I am trying to get a link from a weboage HTML in python. the problem is that when I open the chrome inspect tool, I can see that the link is like this:
<meta property="og:image" content="https://dkstatics-public.digikala.com/digikala-products/09edc9a95239bbd46cbf5d2f344fc45620166666_1620816530.jpg?x-oss-process=image/resize,m_lfit,h_350,w_350/quality,q_60">
But, when I get the HTML using this code, this line doesn't exist in the HTML.
import requests
from bs4 import BeautifulSoup
import pandas as pd
from urllib.request import Request, urlopen
import re
url = 'https://www.digikala.com/product/dkp-729879/شورت-مردانه-آریان-نخ-باف-کد-1312-مجموعه-3-عددی/'
headers = {
'User-Agent': 'Mozilla/5.0 (Macintosh; Intel Mac OS X 10_10_1) AppleWebKit/537.36 (KHTML, like Gecko) Chrome/39.0.2171.95 Safari/537.36'
}
req = Request(url,headers=headers)
webpage = str(urlopen(req).read())
print(webpage)
The HTML that I get from python seems to be a lot shorter and doesn't contain this element at all. what I want to know is, how can I get that element through python?

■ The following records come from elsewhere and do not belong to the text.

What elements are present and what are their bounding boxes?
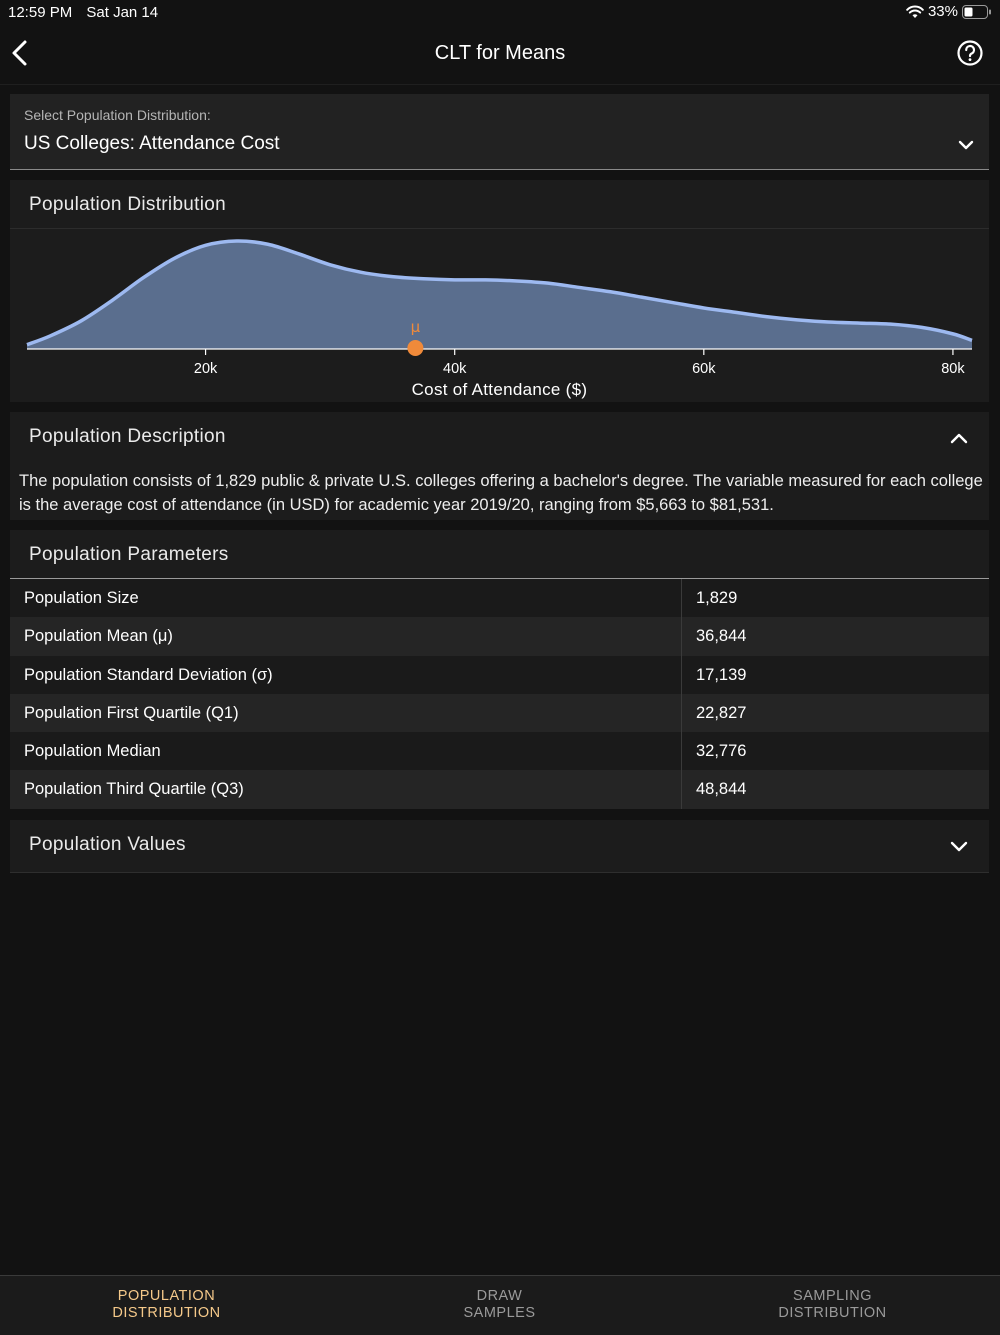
column-divider (681, 770, 682, 809)
tab-label-line2: DISTRIBUTION (778, 1305, 887, 1321)
x-tick-label: 40k (443, 361, 467, 377)
tab-label-line1: POPULATION (117, 1288, 216, 1304)
x-tick-label: 60k (692, 361, 716, 377)
population-values-card[interactable]: Population Values (10, 820, 989, 873)
chevron-up-icon[interactable] (949, 430, 969, 446)
battery-icon (962, 4, 991, 19)
select-label: Select Population Distribution: (24, 107, 211, 123)
card-title: Population Description (29, 426, 226, 447)
table-row: Population First Quartile (Q1) 22,827 (10, 693, 989, 733)
table-row: Population Standard Deviation (σ) 17,139 (10, 655, 989, 694)
battery-percent: 33% (927, 3, 958, 20)
distribution-area (27, 240, 972, 349)
status-date: Sat Jan 14 (86, 4, 159, 21)
card-title: Population Distribution (29, 194, 227, 215)
x-tick-label: 20k (194, 361, 218, 377)
table-row: Population Size 1,829 (10, 579, 989, 618)
chart-area: 20k 40k 60k 80k Cost of Attendance ($) μ (10, 228, 989, 403)
status-time: 12:59 PM (8, 4, 73, 21)
population-distribution-card: Population Distribution 20k 40k 60k 80k Cost… (10, 180, 989, 402)
column-divider (681, 732, 682, 771)
parameters-table: Population Size 1,829 Population Mean (μ… (10, 579, 989, 809)
param-name: Population Standard Deviation (σ) (24, 665, 273, 684)
status-bar: 12:59 PM Sat Jan 14 33% (0, 0, 1000, 26)
tab-sampling-distribution[interactable]: SAMPLING DISTRIBUTION (666, 1288, 999, 1322)
param-name: Population Mean (μ) (24, 627, 173, 646)
param-value: 1,829 (696, 589, 738, 607)
population-description-card: Population Description The population co… (10, 412, 989, 520)
param-name: Population First Quartile (Q1) (24, 703, 239, 722)
select-value: US Colleges: Attendance Cost (24, 133, 280, 154)
page-title: CLT for Means (434, 42, 566, 64)
tab-label-line1: DRAW (476, 1288, 523, 1304)
navigation-bar: CLT for Means (0, 26, 1000, 85)
param-value: 17,139 (696, 665, 747, 684)
card-title: Population Values (29, 834, 186, 855)
bottom-tab-bar: POPULATION DISTRIBUTION DRAW SAMPLES SAM… (0, 1275, 1000, 1335)
mean-marker-label: μ (411, 318, 421, 336)
param-value: 48,844 (696, 780, 747, 799)
param-value: 22,827 (696, 703, 747, 722)
wifi-icon (906, 5, 924, 18)
tab-label-line2: DISTRIBUTION (112, 1305, 221, 1321)
column-divider (681, 579, 682, 618)
param-value: 36,844 (696, 627, 747, 646)
chevron-down-icon (958, 140, 974, 150)
column-divider (681, 617, 682, 656)
param-name: Population Third Quartile (Q3) (24, 780, 244, 799)
chevron-down-icon[interactable] (949, 838, 969, 854)
card-header: Population Distribution (10, 180, 989, 228)
table-row: Population Median 32,776 (10, 732, 989, 771)
population-select[interactable]: Select Population Distribution: US Colle… (10, 94, 989, 170)
param-value: 32,776 (696, 742, 747, 761)
status-right: 33% (906, 3, 992, 20)
tab-label-line2: SAMPLES (463, 1305, 536, 1321)
mean-marker (407, 340, 424, 356)
x-axis-label: Cost of Attendance ($) (412, 380, 588, 399)
description-text: The population consists of 1,829 public … (19, 472, 983, 514)
card-header: Population Parameters (10, 530, 989, 579)
description-header[interactable]: Population Description (10, 412, 989, 460)
tab-draw-samples[interactable]: DRAW SAMPLES (333, 1288, 666, 1322)
card-title: Population Parameters (29, 544, 229, 565)
tab-label-line1: SAMPLING (793, 1288, 872, 1304)
table-row: Population Third Quartile (Q3) 48,844 (10, 770, 989, 809)
x-tick-label: 80k (941, 361, 965, 377)
column-divider (681, 655, 682, 694)
help-icon[interactable] (956, 39, 984, 67)
param-name: Population Size (24, 589, 139, 607)
table-row: Population Mean (μ) 36,844 (10, 617, 989, 656)
distribution-chart: 20k 40k 60k 80k Cost of Attendance ($) μ (26, 239, 973, 399)
tab-population-distribution[interactable]: POPULATION DISTRIBUTION (0, 1288, 333, 1322)
population-parameters-card: Population Parameters Population Size 1,… (10, 530, 989, 809)
param-name: Population Median (24, 742, 161, 761)
status-left: 12:59 PM Sat Jan 14 (8, 4, 168, 21)
column-divider (681, 693, 682, 733)
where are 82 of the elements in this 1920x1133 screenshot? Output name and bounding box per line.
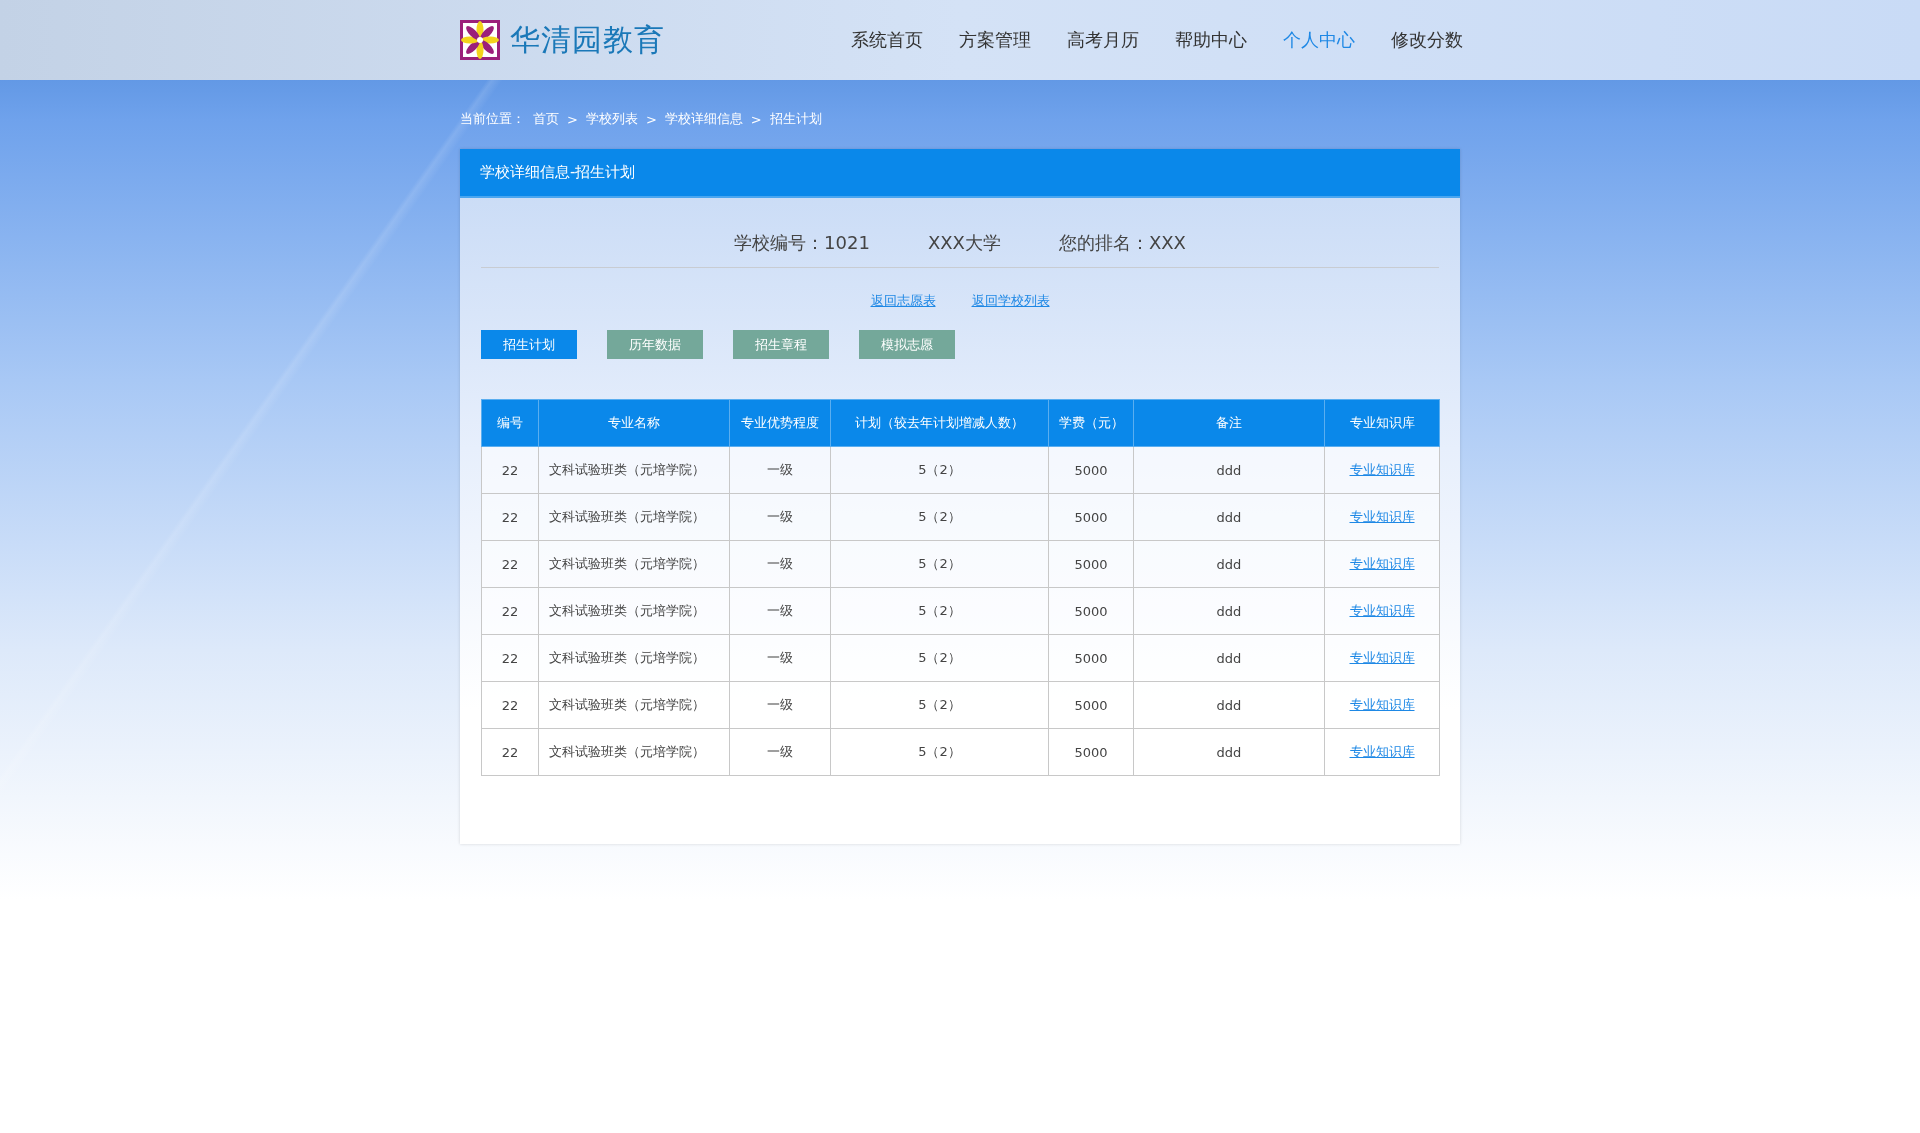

CodePudding user response:
The tags you see are created programmatically via Javascript that loads the data from different URL. This example will use requests
/json
module to get the data:
import re
import json
import requests
url = "https://www.digikala.com/product/dkp-729879/شورت-مردانه-آریان-نخ-باف-کد-1312-مجموعه-3-عددی/"
id_ = re.search(r"-(\d )/", url).group(1)
product_url = f"https://api.digikala.com/v1/product/{id_}/"
data = requests.get(product_url).json()
# uncomment to print all data:
# print(json.dumps(data, indent=4))
print(data["data"]["seo"]["open_graph"]["image"])
Prints:
https://dkstatics-public.digikala.com/digikala-products/113697641.jpg?x-oss-process=image/resize,m_lfit,h_350,w_350/quality,q_60
CodePudding user response:
The page has a js rendering so the html returned by the query should be evaluated as javascript. Like a browser does!
Try to use a splash docker and send the request througth it and should work or use another tool that works similarly.